May 27, 2015

Three Times A Charm with Kat M Hawthorne

Welcome to Three Times A Charm. I love to introduce readers to people involved in children’s publishing. Today we have Kat Hawthorne with us. She’s going to share a little about her newly released middle grade book, The Boatman. But first, Kat, can tell us a little about yourself?

Gah, the very first question is a difficult one!

I like to remain mysterious. I tend to lurk (somewhat menacingly) in the lesser-travelled corners of the literary world, or at least that’s the image I portray. In reality, I am a friendly little supernerd who only eats human flesh once per week…if that.

In addition to a smattering of published poetry, I have had several pieces of short fiction published in various literary magazines. These include Underneath the Juniper Tree, Shadows Express Magazine, and at The Rain, Party, & Disaster Society. As you may have guessed, most of my work is of the darker variety, though the genre shifts between young adult, middle grade, and picture books.

I love a good spooky story! So, tell us more about The Boatman.

Isabel Wixon is weird. Not only does she see dead things, but her list of friends consists of a talkative ventriloquist’s dummy and the gentlemanly spider that lives in her hair. Real friends? Too hard. Inventing friends is much easier. 

Inventing the Boatman—a terrible monster that lures kids into a strange sleeping sickness and never lets them go—probably wasn’t one of her better ideas though. 

I recommend my book to readers who like:
Neil Gaiman’s Coraline
Edward Carey’s Heap House
Elizabeth Cody Kimmel’s Paranorman
Or just about any movie by Tim Burton

Now it’s time for The 3’s.
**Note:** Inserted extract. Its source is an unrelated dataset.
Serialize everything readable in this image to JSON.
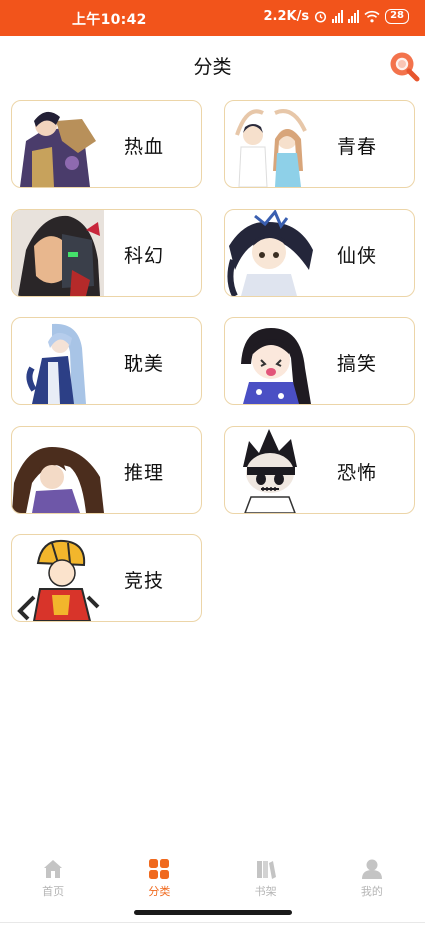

Give us the top three answers to the following questions to help us know you better.

  • Top 3 books you recommend reading and why you recommend them.
1)      Old Possum’s Book of Practical Cats by T. S. Eliot (particularly the version that was illustrated by Edward Gorey, released in 1982). Master Eliot’s writing is marvelous, of course, and I personally find it quite inspirational. I keep a thick tome (about as thick as my head) of his work on my desk at all times. He never fails to get the words flowing. And cats are practical. They just are.
2)      Perfume: The Story of a Murderer, by Patrick Suskind. Not only did this book inspire Kurt Cobain of Nirvana to write “Sentless Apprentice,” but this book is so lyrically written, it simply must be read. Oh, it’s a bit gory though. For adult audiences only.
3)      The Witches, by Roald Dahl. The master. The one I aspire to be like. Master Dahl is where it’s at all around.

  • Top 3 things you learned about the business after becoming a writer.

1)      Editors are ALWAYS right. Except sometimes when they’re wrong.
2)      Readers are ALWAYS right. Except sometimes when they eat while reading (jam and paper DO NOT MIX folks).
3)      However, It is perfectly fine for a writer to respond to the voices in his or her head. People don’t even look at you sideways, though they do sometimes run off screaming.

  • Top 3 snacks to munch on while working.

1)      Worms
2)      Crow’s toes
3)      Apples (the non-poisoned kind)

Lol. Where can our readers find you and your book online?

Twitter: @KatMHawthorne

Thanks for joining us, Kat. It’s been fun getting a peek inside the mind of a writer of dark fiction. Not just cobwebs in there [wink]. Many happy sales for The Boatman (pun intended!)